The international community should not intervene in the struggle against ISIS extremists in Iraq, according to the archbishop of Baghdad, who says the priority is for Iraqi leaders to “work together” to overcome the crisis.
In an interview today with Catholic charity Aid to the Church in Need, Archbishop Jean Sleiman stressed that political “consensus” within Iraq was critical in overcoming the Islamic State of Iraq and the Levant (ISIS), which last week pulled off a series of military take-overs of key northern cities including Mosul, the country’s second city.
Speaking from Baghdad, the archbishop described how many people were trying to leave the city, fearing an onslaught from ISIS amid reports of it pressing south towards the capital.
He reported that, with many roads out of the capital blocked, departures from Baghdad’s airport were fully booked until the end of the month.
The archbishop, who became Latin-rite Catholic Archbishop of Baghdad in 2001, said: “In responding to this crisis, the international community should think of the common good, not their own interests.

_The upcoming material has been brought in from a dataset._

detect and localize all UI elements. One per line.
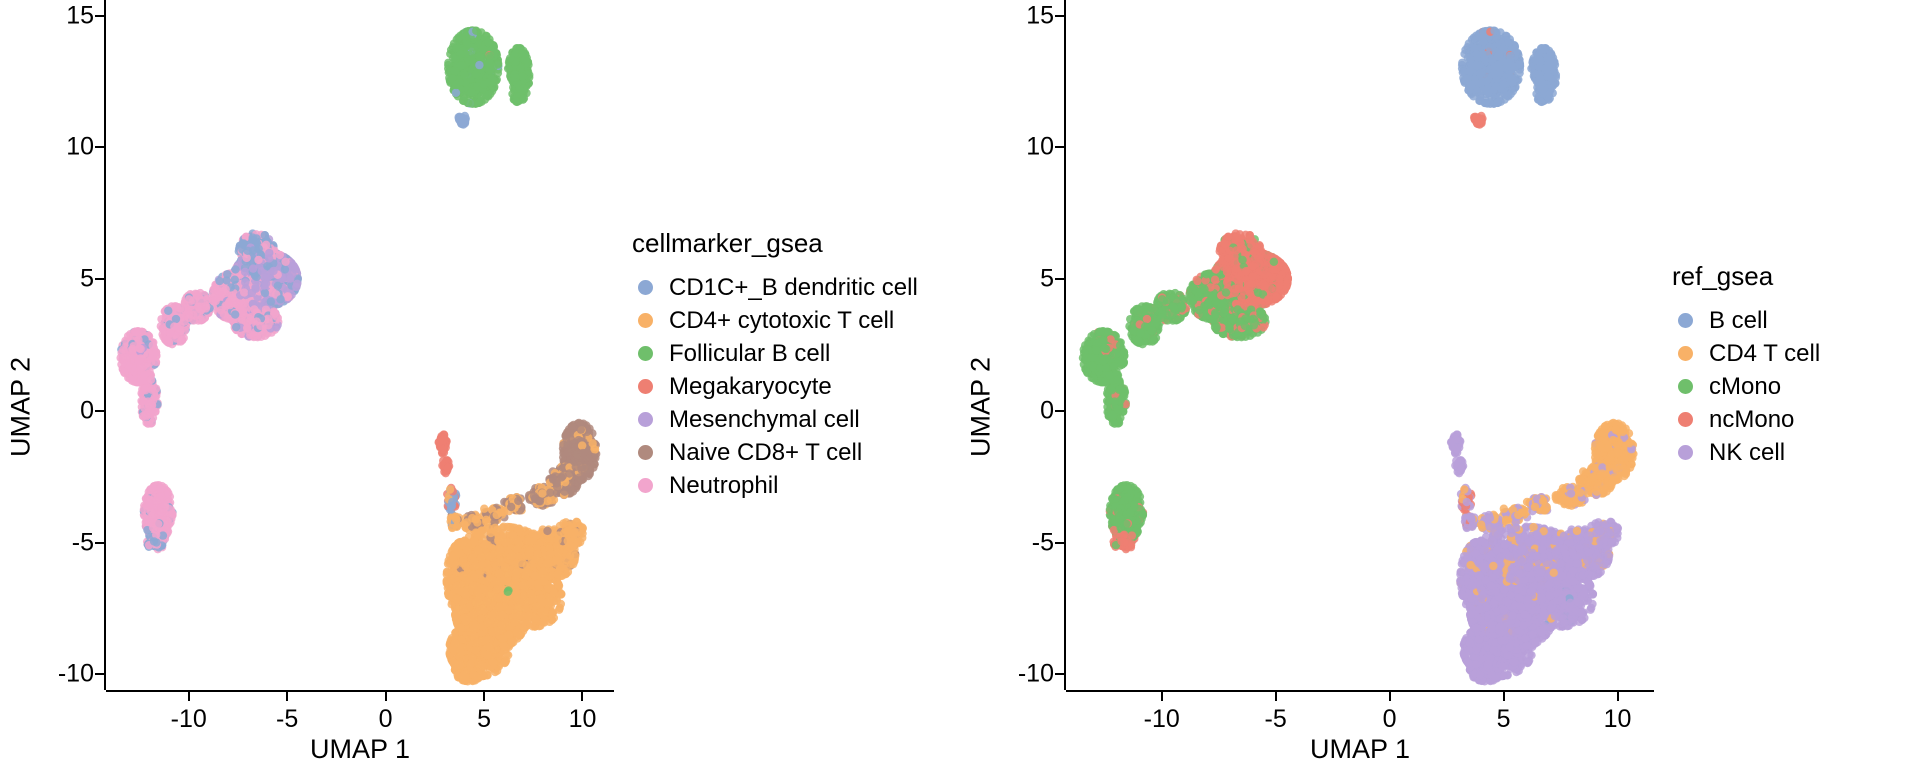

They should think of peace.”
Speaking out against intervention by the international community, Archbishop Sleiman said: “ISIS needs to be stopped… and it needs the Iraqi leaders to work together to stop it. That is more important than getting the international community involved.”
He added: “I hope Iraqi leaders will find a consensus about how to tackle this situation or there will be a tragic outcome.”
The archbishop said: “I don’t know what will happen next. Of course the military will resist ISIS but who knows if it will be strong enough.
“It is a possibility that the terrorists will succeed but we don’t know.”
Stating that there was “a great deal of confusion” in the capital, he said numbers were down at yesterday’s (15th June) Sunday Mass which he celebrated at Baghdad’s St Joseph’s Cathedral, down the road from where he lives.
The archbishop, whose Latin-rite Catholic community is much smaller than the Chaldeans – Iraq’s largest Catholic community – added: “People I met after Mass were stressed by the situation.”
He said that, with all roads north of Baghdad closed, and others to the south full of checkpoints and other obstacles, people’s only option was to leave on one of the seven flights that depart from the capital every day.
“What all this means is that you can only leave Baghdad if you have got money to pay for a flight. In any case, flights are booked until the end of the month.”
Asked if he was considering leaving the city, the archbishop replied: “I don’t know if I should stay or go. I leave this problem to my angels.”
He said people in Baghdad were “surprised” by the ISIS take-over of Mosul a week ago.
He added that in the capital there was scepticism about the reliability of reports about the Jihadists’ advance.
Archbishop Sleiman, a Carmelite originally from Lebanon, appealed for prayer for Iraq, saying: “We should all pray for peace and solidarity and for a solution to the crisis.”